Saïdal accélère ses chantiers : Objectif, un chiffre d’affaires d’un milliard de dollars

Younes Bouarara ne chôme pas ces derniers jours. Le directeur général du groupe public Saidal s’est rendu lundi à Harbil, dans la wilaya de Médéa, pour constater de visu où en est le chantier de la future usine de matières premières pour antibiotiques. Selon le communiqué du ministère de l’Industrie pharmaceutique, l’objectif était clairement de « s’enquérir de l’avancement des travaux de réalisation de ce projet ». L’usine de Harbil doit permettre à l’Algérie de produire elle-même la matière première entrant dans la fabrication des antibiotiques, un poste qui pèse lourd sur la facture d’importation du pays avec plus de 75 milliards de dinars par an, rien que pour cette famille de médicaments. Le communiqué du ministère souligne ainsi que le projet s’inscrit « dans le cadre de la stratégie du groupe visant à développer ses capacités de production et à passer de la couverture des besoins du marché national au renforcement de sa présence sur les marchés extérieurs ». Le texte souligne qu’une fois l’unité pleinement opérationnelle, la perspective d’un chiffre d’affaires du groupe avoisinant le milliard de dollars.

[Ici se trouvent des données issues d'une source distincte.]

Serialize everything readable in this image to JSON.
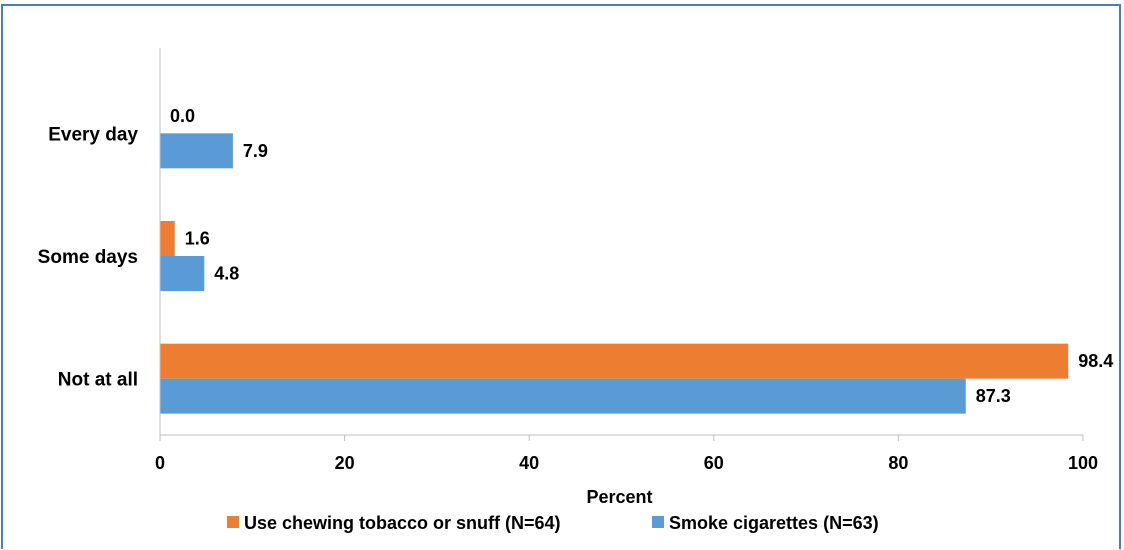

Cette sortie du DG répond aussi à une consigne précise du ministre de tutelle, Ouacim Kouidri, soucieux de voir les délais de réalisation tenus sur un chantier jugé stratégique pour ce que le communiqué appelle « la souveraineté pharmaceutique nationale ». Cette visite s’inscrit dans le cadre d’une tournée plus large pour accélérer les chantiers du groupe pharmaceutique.

Il y a quatre jours à peine, Bouarara supervisait à Constantine la remise en route des lignes de production de l’ex-HUP Pharma, un site à l’arrêt depuis trois ans et désormais repris en main par Saidal. Là encore, la reprise se fait par étapes, en fonction de l’état des équipements et des besoins réels du marché, avec une priorité donnée aux médicaments jugés sensibles pour les patients. Fait notable, pendant les travaux de réorganisation à Médéa, une partie de la production qui y était fabriquée sera justement transférée vers ce site constantinois tout juste réactivé, histoire de ne pas rompre l’approvisionnement du marché national. Ces dernières semaines, le patron de Saidal a enchaîné les visites d’unités, de l’usine Zmirli à El Harrach, où il recevait fin juillet une délégation congolaise venue s’informer des capacités industrielles du groupe, au chantier sétifien d’une unité de matières premières anticancéreuses. Une présence de terrain assumée, qui traduit la pression mise sur le groupe public pour livrer, dans les délais, les projets censés réduire la dépendance du pays aux importations pharmaceutiques. Le communiqué le rappelle d’ailleurs sans détour, cette accélération répond aux « orientations du président de la République, M. Abdelmadjid Tebboune, visant à développer une industrie pharmaceutique locale forte ».